I didn’t even understand what an autoimmune disease was. It would take a lot of self-research to determine this. I had to process this while dealing with the pain, inflammation, and general inability to get out of bed and walk around like a functioning adult. I felt like I was the only teenager that had arthritis and I had no idea why. This state of overwhelm was extremely confusing and I was stuck there for far too long. I was fortunate, however, that the anti-inflammatory medication started to work fairly quickly. A little over a year after my diagnosis, my inflammation and pain was under control with a growing list of pharmaceuticals and side effects. I tried to push all of this to the back of my mind and went through life without thinking much about it at all.
It took about 7 years before I finally started thinking about my health and the implications of my lifestyle. I started looking into nutrition and holistic wellness (see “My Healing Journey”) and decided that it was time to put my health first. I now know that it didn’t need to take this long to start thinking about nutrition, but I was missing resources (see “What blocks our access to knowledge about nutrition”) to even begin the conversation around diet and autoimmunity.

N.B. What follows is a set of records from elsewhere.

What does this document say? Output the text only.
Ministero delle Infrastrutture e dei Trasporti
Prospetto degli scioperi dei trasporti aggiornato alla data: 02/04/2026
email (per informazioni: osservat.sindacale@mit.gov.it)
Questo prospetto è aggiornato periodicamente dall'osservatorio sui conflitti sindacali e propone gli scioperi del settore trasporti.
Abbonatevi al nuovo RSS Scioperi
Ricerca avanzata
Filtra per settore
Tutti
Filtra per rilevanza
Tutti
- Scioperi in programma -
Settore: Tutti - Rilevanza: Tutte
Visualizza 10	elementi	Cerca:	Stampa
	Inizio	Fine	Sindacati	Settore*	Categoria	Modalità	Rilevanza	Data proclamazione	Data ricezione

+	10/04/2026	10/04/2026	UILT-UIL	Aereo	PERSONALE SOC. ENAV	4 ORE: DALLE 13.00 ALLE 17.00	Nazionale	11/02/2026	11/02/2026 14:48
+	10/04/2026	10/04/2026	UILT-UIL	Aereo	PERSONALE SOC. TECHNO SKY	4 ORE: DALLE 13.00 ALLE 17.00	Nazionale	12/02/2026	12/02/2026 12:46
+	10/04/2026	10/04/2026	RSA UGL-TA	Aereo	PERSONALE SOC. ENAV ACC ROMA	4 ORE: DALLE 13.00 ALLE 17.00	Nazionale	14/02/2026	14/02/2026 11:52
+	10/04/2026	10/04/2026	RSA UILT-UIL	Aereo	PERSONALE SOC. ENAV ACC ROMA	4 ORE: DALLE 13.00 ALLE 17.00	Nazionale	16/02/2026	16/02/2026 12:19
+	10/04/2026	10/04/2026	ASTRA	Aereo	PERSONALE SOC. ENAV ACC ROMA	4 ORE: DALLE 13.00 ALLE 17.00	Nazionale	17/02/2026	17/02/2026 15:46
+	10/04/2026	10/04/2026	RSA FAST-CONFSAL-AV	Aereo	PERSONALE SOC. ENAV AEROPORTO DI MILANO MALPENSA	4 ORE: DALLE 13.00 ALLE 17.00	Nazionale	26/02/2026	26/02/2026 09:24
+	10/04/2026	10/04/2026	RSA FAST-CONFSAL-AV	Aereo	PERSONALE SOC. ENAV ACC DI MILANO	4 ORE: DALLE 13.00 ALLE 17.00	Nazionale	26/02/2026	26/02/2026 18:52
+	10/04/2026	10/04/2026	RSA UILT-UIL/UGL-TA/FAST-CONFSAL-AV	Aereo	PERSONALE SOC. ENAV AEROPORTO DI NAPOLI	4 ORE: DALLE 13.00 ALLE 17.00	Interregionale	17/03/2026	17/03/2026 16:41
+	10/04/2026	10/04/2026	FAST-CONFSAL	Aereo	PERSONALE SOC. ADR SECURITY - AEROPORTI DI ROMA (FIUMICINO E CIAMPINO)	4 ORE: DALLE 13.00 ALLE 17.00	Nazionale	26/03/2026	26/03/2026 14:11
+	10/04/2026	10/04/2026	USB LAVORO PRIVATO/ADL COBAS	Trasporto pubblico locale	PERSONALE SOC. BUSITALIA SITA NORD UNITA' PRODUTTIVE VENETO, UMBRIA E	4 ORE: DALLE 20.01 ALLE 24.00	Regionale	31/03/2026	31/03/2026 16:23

So, you’ve been diagnosed with an autoimmune disease? If you’re in this strange transition period of discovering all you can about your disease, but are extremely overwhelmed with the information and wondering where do you even begin, find comfort in the fact that you are not alone. The circumstances that brought you here aligned for reasons we can’t always understand. It’s an important experience in your life and nutrition can play a role in helping you to feel better while working through the confusion.
Disease can often force us to question our health and lifestyle. My experience with inflammatory arthritis ultimately led me to restore my health and, for that, I am grateful. The diagnosis was not a life-sentence, it was a life-changer. My hope is that our experience and conversations during diagnosis and post-diagnosis change so that we can start talking about how to move forward and manage our conditions to the best of our abilities. Sure, there is confusion, but what if that confusion was turned into clarity? That’s my hope for the world of autoimmune disorders and it’s one of the key inspirations for the work I do now. Let’s start the conversation and begin turning the confusion into clarity.